Department of Drug Design and Pharmacology, University of Copenhagen, Denmark.
Institute of Molecular Modeling and Simulation, University of Natural Resources and Life Sciences, Austria.
Adv Drug Deliv Rev. 2015 Jun 23;86:61-71. doi: 10.1016/j.addr.2015.04.020. Epub 2015 May 6.
Cytochrome P450 enzymes (CYPs) form one of the most important enzyme families involved in the metabolism of xenobiotics. CYPs comprise many isoforms, which catalyze a wide variety of reactions, and potentially, a large number of different metabolites can be formed. However, it is often hard to rationalize what metabolites these enzymes generate. In recent years, many different in silico approaches have been developed to predict binding or regioselective product formation for the different CYP isoforms. These comprise ligand-based methods that are trained on experimental CYP data and structure-based methods that consider how the substrate is oriented in the active site or/and how reactive the part of the substrate that is accessible to the heme group is. We will review key aspects for various approaches that are available to predict binding and site of metabolism (SOM), what outcome can be expected from the predictions, and how they could potentially be improved.

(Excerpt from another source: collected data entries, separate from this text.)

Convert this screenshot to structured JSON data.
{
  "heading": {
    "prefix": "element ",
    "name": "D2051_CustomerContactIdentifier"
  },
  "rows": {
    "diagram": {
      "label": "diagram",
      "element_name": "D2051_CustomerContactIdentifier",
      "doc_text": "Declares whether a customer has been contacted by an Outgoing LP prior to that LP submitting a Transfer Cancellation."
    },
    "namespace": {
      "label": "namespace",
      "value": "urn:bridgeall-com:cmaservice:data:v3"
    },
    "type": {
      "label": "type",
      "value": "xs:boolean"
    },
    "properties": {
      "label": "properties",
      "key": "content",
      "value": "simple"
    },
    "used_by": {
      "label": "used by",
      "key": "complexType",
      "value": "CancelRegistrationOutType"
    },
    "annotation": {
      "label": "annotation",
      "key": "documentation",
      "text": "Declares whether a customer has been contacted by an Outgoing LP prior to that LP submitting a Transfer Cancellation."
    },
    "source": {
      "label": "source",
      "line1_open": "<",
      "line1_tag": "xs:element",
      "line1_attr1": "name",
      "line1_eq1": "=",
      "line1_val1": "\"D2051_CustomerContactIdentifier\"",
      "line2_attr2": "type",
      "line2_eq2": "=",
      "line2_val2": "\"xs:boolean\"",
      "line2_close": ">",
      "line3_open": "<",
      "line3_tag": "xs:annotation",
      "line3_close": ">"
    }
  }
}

细胞色素 P450 酶(CYPs)构成了参与外源物质代谢的最重要的酶家族之一。CYPs 包含许多同工酶,它们催化各种各样的反应,并且可能形成大量不同的代谢物。然而,通常很难推断出这些酶产生的代谢物是什么。近年来,已经开发出许多不同的计算方法来预测不同 CYP 同工酶的结合或区域选择性产物形成。这些方法包括基于配体的方法,这些方法是根据实验 CYP 数据进行训练的,以及基于结构的方法,这些方法考虑了底物在活性部位的定向方式,以及可及到血红素基团的底物部分的反应性如何。我们将回顾可用于预测结合和代谢部位(SOM)的各种方法的关键方面,从预测中可以预期到什么结果,以及它们如何可能得到改进。